Researchers from three of the nation’s top business schools examined why women make up such a small portion of those studying or working in math and science, even though they outnumber men in overall undergraduate enrollment, according to a new study published this week.

To examine how this trend may stem from stereotypes, the researchers conducted an experiment asking 191 volunteers to “hire” someone to complete a math-related task.

They’re findings? When presented with no information other than the applicant’s appearance, both men and women were twice as likely to hire a male applicant over a female applicant.
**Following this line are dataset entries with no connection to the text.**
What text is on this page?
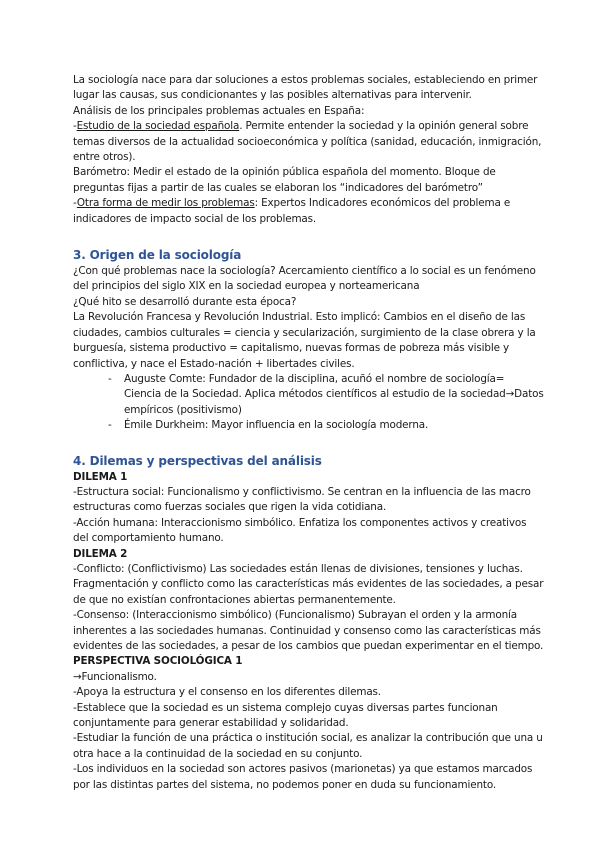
La sociología nace para dar soluciones a estos problemas sociales, estableciendo en primer lugar las causas, sus condicionantes y las posibles alternativas para intervenir.

Análisis de los principales problemas actuales en España:

-Estudio de la sociedad española. Permite entender la sociedad y la opinión general sobre temas diversos de la actualidad socioeconómica y política (sanidad, educación, inmigración, entre otros).

Barómetro: Medir el estado de la opinión pública española del momento. Bloque de preguntas fijas a partir de las cuales se elaboran los “indicadores del barómetro”

-Otra forma de medir los problemas: Expertos Indicadores económicos del problema e indicadores de impacto social de los problemas.

3. Origen de la sociología

¿Con qué problemas nace la sociología? Acercamiento científico a lo social es un fenómeno del principios del siglo XIX en la sociedad europea y norteamericana

¿Qué hito se desarrolló durante esta época?

La Revolución Francesa y Revolución Industrial. Esto implicó: Cambios en el diseño de las ciudades, cambios culturales = ciencia y secularización, surgimiento de la clase obrera y la burguesía, sistema productivo = capitalismo, nuevas formas de pobreza más visible y conflictiva, y nace el Estado-nación + libertades civiles.

- Auguste Comte: Fundador de la disciplina, acuñó el nombre de sociología= Ciencia de la Sociedad. Aplica métodos científicos al estudio de la sociedad→Datos empíricos (positivismo)
- Émile Durkheim: Mayor influencia en la sociología moderna.
4. Dilemas y perspectivas del análisis

DILEMA 1

-Estructura social: Funcionalismo y conflictivismo. Se centran en la influencia de las macro estructuras como fuerzas sociales que rigen la vida cotidiana.

-Acción humana: Interaccionismo simbólico. Enfatiza los componentes activos y creativos del comportamiento humano.

DILEMA 2

-Conflicto: (Conflictivismo) Las sociedades están llenas de divisiones, tensiones y luchas. Fragmentación y conflicto como las características más evidentes de las sociedades, a pesar de que no existían confrontaciones abiertas permanentemente.

-Consenso: (Interaccionismo simbólico) (Funcionalismo) Subrayan el orden y la armonía inherentes a las sociedades humanas. Continuidad y consenso como las características más evidentes de las sociedades, a pesar de los cambios que puedan experimentar en el tiempo.

PERSPECTIVA SOCIOLÓGICA 1

→Funcionalismo.

-Apoya la estructura y el consenso en los diferentes dilemas.

-Establece que la sociedad es un sistema complejo cuyas diversas partes funcionan conjuntamente para generar estabilidad y solidaridad.

-Estudiar la función de una práctica o institución social, es analizar la contribución que una u otra hace a la continuidad de la sociedad en su conjunto.

-Los individuos en la sociedad son actores pasivos (marionetas) ya que estamos marcados por las distintas partes del sistema, no podemos poner en duda su funcionamiento.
What’s more, this discrimination persisted even after the applicants reported how well they’d done on the math task.

“If ability is self-reported, women still are discriminated against, because employers do not fully account for men’s tendency to boast about performance,” the study said.

In fact, even when given full information on the applicants’ past math performance, discrimination fell by about 9 percentage points, but still remained “substantial.”

Volunteers also took an implicit association test, which revealed further prejudices.

The hiring choices underscore biases “regarding the performance of female and male candidates,” said researchers Ernesto Reuben of Columbia Business School, Paola Sapienza of the Kellogg School of Management at Northwestern and Luigi Zingales of the Booth School of Business at the University of Chicago. “The gender gap in hiring decisions is due to a systematic underestimation of the performance of women compared to men.”

Moreover, employers also often fail to recognize that men typically brag about or inflate their abilities more readily than women, Reuben, Sapienza and Zingales added.

“Employers biased against women are less likely to take into account the fact that men, on average, boast more than women about their future performance, leading to suboptimal hiring choices that remain biased in favor of men,” the researchers said.,

The study was published in the Proceedings of the National Academy of Sciences.